At the tender age of 63 (midway to 64), I am in terms of my own earlier stereotype an old person. My father died at age 50 when I was age 11. But as I look at what you write, I am led to offer a working definition, a point of view regarding ‘middle age’, and call it the age of productivity and utility, that is, I am and you are still useful for something. Of course, as a writer and photographer I am given to reflection and meditation. It seems to me there are two main threads of thought about aging and being old. One is that we achieve wisdom, the other that we are past any utility and go into storage waiting for death, particularly in our ‘technifying’ society where utility is defined in how well we relate to new technologies.
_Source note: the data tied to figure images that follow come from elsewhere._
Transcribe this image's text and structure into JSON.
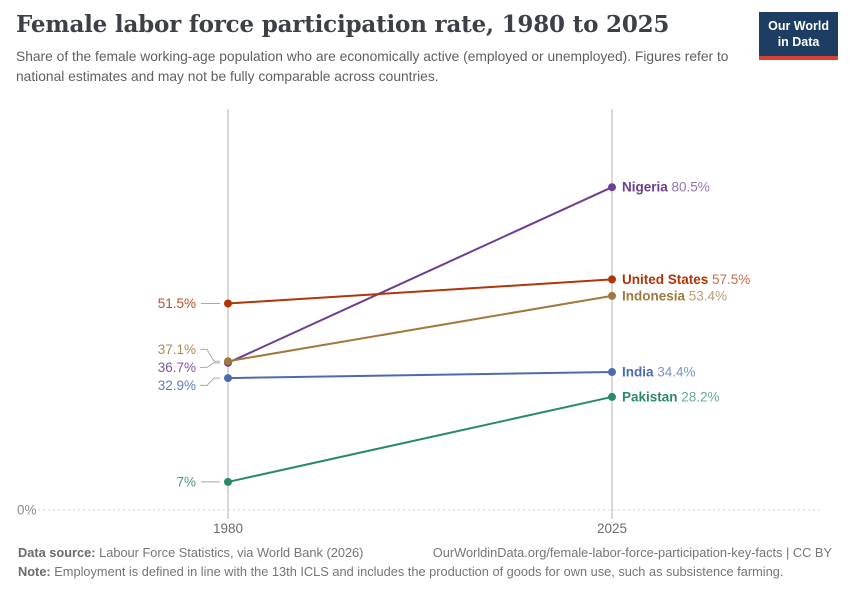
{
  "header": {
    "title": "Female labor force participation rate, 1980 to 2025",
    "subtitle": "Share of the female working-age population who are economically active (employed or unemployed). Figures refer to national estimates and may not be fully comparable across countries.",
    "logo": {
      "line1": "Our World",
      "line2": "in Data"
    }
  },
  "chart_data": {
    "type": "line",
    "subtype": "slope-chart",
    "title": "Female labor force participation rate, 1980 to 2025",
    "x": [
      1980,
      2025
    ],
    "x_tick_labels": [
      "1980",
      "2025"
    ],
    "ylabel": "",
    "ylim": [
      0,
      100
    ],
    "baseline_label": "0%",
    "grid": "baseline-dotted-only",
    "legend_position": "end-of-line-labels",
    "series": [
      {
        "name": "Nigeria",
        "values": [
          36.7,
          80.5
        ],
        "start_label": "36.7%",
        "end_label": "80.5%",
        "color": "#6d3e91"
      },
      {
        "name": "United States",
        "values": [
          51.5,
          57.5
        ],
        "start_label": "51.5%",
        "end_label": "57.5%",
        "color": "#b13507"
      },
      {
        "name": "Indonesia",
        "values": [
          37.1,
          53.4
        ],
        "start_label": "37.1%",
        "end_label": "53.4%",
        "color": "#a2793d"
      },
      {
        "name": "India",
        "values": [
          32.9,
          34.4
        ],
        "start_label": "32.9%",
        "end_label": "34.4%",
        "color": "#4c6bae"
      },
      {
        "name": "Pakistan",
        "values": [
          7,
          28.2
        ],
        "start_label": "7%",
        "end_label": "28.2%",
        "color": "#2a8a68"
      }
    ]
  },
  "footer": {
    "data_source_label": "Data source:",
    "data_source_text": " Labour Force Statistics, via World Bank (2026)",
    "url_text": "OurWorldinData.org/female-labor-force-participation-key-facts | CC BY",
    "note_label": "Note:",
    "note_text": " Employment is defined in line with the 13th ICLS and includes the production of goods for own use, such as subsistence farming."
  },
  "colors": {
    "brand_navy": "#1d3d63",
    "brand_red": "#dc3e32",
    "axis_line": "#c2c2c2",
    "grid_dotted": "#d2d2d2",
    "leader_line": "#a9a9a9",
    "tick_text": "#6b6b6b",
    "baseline_text": "#8c8c8c"
  }
}
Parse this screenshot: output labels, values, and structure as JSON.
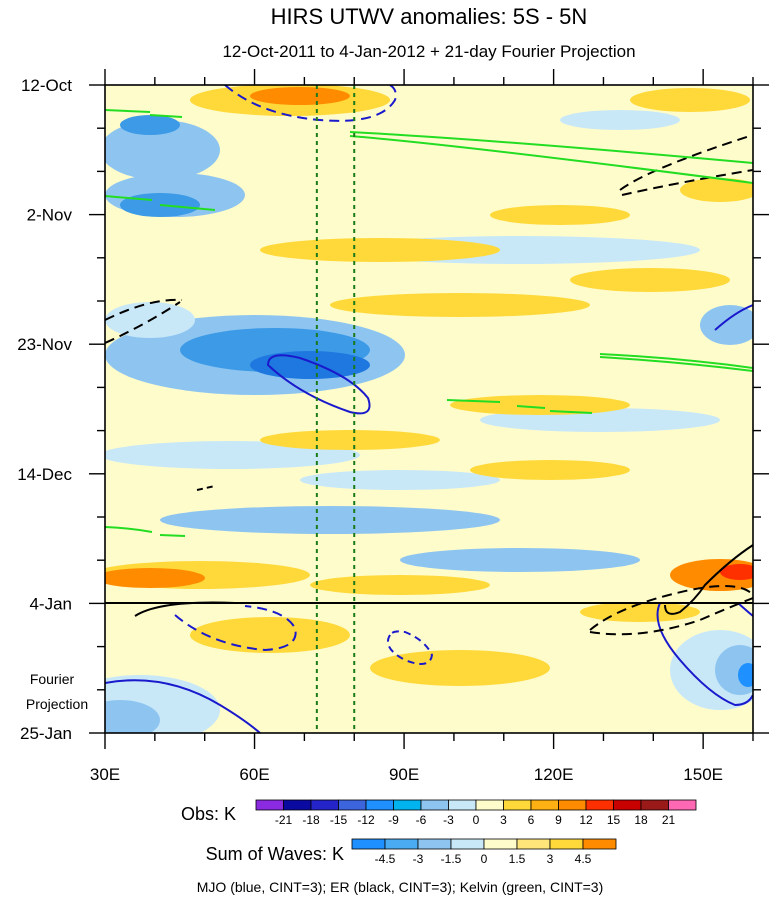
{
  "chart_data": {
    "type": "heatmap",
    "title": "HIRS UTWV anomalies: 5S - 5N",
    "subtitle": "12-Oct-2011 to 4-Jan-2012 + 21-day Fourier Projection",
    "x_range": [
      30,
      160
    ],
    "x_ticks": [
      30,
      60,
      90,
      120,
      150
    ],
    "x_tick_labels": [
      "30E",
      "60E",
      "90E",
      "120E",
      "150E"
    ],
    "y_range_days": [
      0,
      105
    ],
    "y_ticks_days": [
      0,
      21,
      42,
      63,
      84,
      105
    ],
    "y_tick_labels": [
      "12-Oct",
      "2-Nov",
      "23-Nov",
      "14-Dec",
      "4-Jan",
      "25-Jan"
    ],
    "obs_end_day": 84,
    "fourier_label_lines": [
      "Fourier",
      "Projection"
    ],
    "reference_lines_lon": [
      72.5,
      80
    ],
    "obs_colorbar": {
      "label": "Obs: K",
      "levels": [
        "-21",
        "-18",
        "-15",
        "-12",
        "-9",
        "-6",
        "-3",
        "0",
        "3",
        "6",
        "9",
        "12",
        "15",
        "18",
        "21"
      ],
      "colors": [
        "#8a2be2",
        "#0a0aa0",
        "#2424c8",
        "#3c64dc",
        "#1e90ff",
        "#00b2ee",
        "#8ec5f0",
        "#c8e8f8",
        "#fffccc",
        "#ffd93a",
        "#ffb012",
        "#ff8c00",
        "#ff3000",
        "#c80000",
        "#9a1a1a",
        "#ff69b4"
      ]
    },
    "waves_colorbar": {
      "label": "Sum of Waves: K",
      "levels": [
        "-4.5",
        "-3",
        "-1.5",
        "0",
        "1.5",
        "3",
        "4.5"
      ],
      "colors": [
        "#1e90ff",
        "#4aaaf2",
        "#8ec5f0",
        "#c8e8f8",
        "#fffccc",
        "#ffe57a",
        "#ffd93a",
        "#ff8c00"
      ]
    },
    "legend_text": "MJO (blue, CINT=3); ER (black, CINT=3); Kelvin (green, CINT=3)"
  }
}
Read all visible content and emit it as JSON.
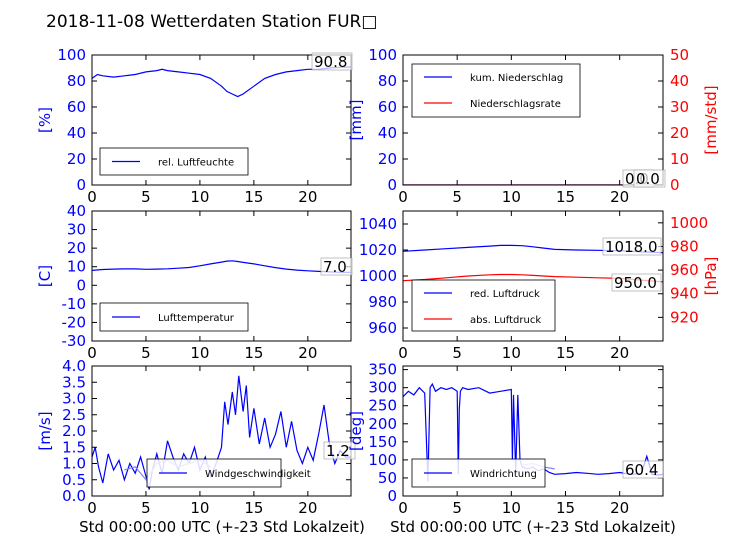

I’m interested to know more about your work and experience regarding debt, your work in Bankruptcy and Insolvency. My experience of financial debt was a factor in both spiritual insolvency and moving to the Franciscans, relating to the poverty ideal, both positively and negatively, and a 12-step program called Debtors Anonymous in which I learned both letting go and accepting responsibility.
The Legion? Ah yes, you have not explained ‘Why?’ you were attracted to the Legion. What led you to the Legion? Was there a family member? In my case, although I ‘served’ in Vietnam as a journalist with American and Canadian churches—in part because I attended an international teach-in on Vietnam at the University of Toronto in 1965—
Where I learned about pacifism from Quakers and from American and Canadian Mennonites. I was unwilling (unable may be more correct) to even speak to American veterans for 10 years after the war. Then, the veterans told me I was a veteran as well. And then I met Vietnamese and Russian veterans, heroes of all sides…And had a photo exhibition in the US Congress. I joined the Vietnam Veterans of America.
Perhaps more importantly I became a practicing Anglican in Vietnam, where my New York boss was John Mullen, an Episcopalian at Church World Service, Bishop Chiu Ban It of Singapore, who led me to Bangkok, Bishop John V. Taylor of Winchester and Canon Subir Biswas of Calcutta, Bishop Bob DeWitt and The Witness, though I was not formally received until 1982 at San Francisco’s Grace Cathedral. Twenty-one years after leaving Saigon to marry in Bangkok (April 1968), I took my two sons back to Bangkok to visit their grandparents and to Hanoi where we prayed at Ho Chi Minh’s mausoleum.
And now it is time to pray, and act, for peace between Christians and Muslims.
about 8 months ago
I feel bad that this posting has been up for 4 years and no one has commented. So I will be the first one to comment and simply say, good for you!